Attacke gegen Lauterbach: Flick widerspricht sich selbst

Als sei das noch nicht genug, führte Flick auch noch seine eigene Forderung ad absurdum. "Wenn ich nicht in der Verantwortung stehe und mir am Ende das Ergebnis anschaue, kann ich das immer leicht bewerten", meinte Flick, um sich nur wenig später in die Corona-Debatte einzumischen. Konkret empfahl Flick den "sogenannten Experten" und der Politik, sich mal zusammenzusetzen und ein konkretes Konzept zu entwickeln, "dass man irgendwann Licht im Tunnel sieht.

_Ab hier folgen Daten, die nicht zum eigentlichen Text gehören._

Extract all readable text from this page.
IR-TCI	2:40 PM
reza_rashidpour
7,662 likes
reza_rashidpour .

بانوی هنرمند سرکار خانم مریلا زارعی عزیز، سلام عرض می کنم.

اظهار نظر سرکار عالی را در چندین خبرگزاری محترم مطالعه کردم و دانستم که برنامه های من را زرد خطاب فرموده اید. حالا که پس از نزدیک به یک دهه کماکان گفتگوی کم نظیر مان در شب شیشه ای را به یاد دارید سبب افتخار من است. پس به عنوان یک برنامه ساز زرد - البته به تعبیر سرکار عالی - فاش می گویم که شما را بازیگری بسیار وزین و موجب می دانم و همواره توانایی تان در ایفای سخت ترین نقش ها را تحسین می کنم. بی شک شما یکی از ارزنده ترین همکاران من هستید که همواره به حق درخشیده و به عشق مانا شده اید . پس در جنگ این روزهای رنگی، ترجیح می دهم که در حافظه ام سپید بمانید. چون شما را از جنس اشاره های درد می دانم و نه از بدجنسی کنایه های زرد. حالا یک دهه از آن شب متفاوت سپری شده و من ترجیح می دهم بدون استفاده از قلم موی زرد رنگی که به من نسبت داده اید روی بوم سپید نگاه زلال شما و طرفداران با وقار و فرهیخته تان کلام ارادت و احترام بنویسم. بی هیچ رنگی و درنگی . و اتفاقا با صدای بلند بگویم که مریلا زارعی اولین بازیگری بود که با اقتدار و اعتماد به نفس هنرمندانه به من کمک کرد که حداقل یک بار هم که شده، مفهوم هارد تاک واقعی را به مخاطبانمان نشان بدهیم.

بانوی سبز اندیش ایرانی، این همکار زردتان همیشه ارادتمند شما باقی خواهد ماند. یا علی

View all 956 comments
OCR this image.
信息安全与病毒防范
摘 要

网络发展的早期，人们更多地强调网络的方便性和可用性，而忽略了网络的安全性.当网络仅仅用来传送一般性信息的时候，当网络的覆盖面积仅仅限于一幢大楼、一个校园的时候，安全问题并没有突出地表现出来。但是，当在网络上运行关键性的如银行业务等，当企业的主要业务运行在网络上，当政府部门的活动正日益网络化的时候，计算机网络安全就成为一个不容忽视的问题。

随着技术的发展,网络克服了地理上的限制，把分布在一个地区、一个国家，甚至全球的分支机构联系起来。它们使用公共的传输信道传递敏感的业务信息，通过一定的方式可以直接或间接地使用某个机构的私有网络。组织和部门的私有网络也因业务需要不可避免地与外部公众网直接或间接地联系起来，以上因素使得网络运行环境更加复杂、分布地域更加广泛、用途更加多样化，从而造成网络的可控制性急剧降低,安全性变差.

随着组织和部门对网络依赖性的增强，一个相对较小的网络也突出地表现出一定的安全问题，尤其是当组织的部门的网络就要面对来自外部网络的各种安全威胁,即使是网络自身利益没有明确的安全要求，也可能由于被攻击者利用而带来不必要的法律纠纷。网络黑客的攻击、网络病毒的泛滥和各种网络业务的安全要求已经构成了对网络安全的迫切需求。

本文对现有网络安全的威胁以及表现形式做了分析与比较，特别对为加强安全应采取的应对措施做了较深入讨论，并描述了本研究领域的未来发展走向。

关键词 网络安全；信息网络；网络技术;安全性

Das ist aktuell zu wenig für die Bevölkerung."

Ein Beispiel beim Umgang in Sachen Meinungsäußerung zu fachfremden Themen könnte sich Flick im Übrigen bei seinen Trainerkollegen nehmen. So stellte Jürgen Klopp schon zu Beginn der Pandemie klar, dass man sich von ihm keine Einschätzungen zum neuartigen Virus erwarten brauche. "Menschen wie ich, ohne das nötige Wissen, sollten nichts sagen. Meine Meinung ist wirklich unwichtig", meinte der Liverpool-Coach, ähnlich äußerte sich Leipzig-Trainer Julian Nagelsmann: "Sie fragen doch auch keinen Virologen, wie man gegen Wolfsburg spielt."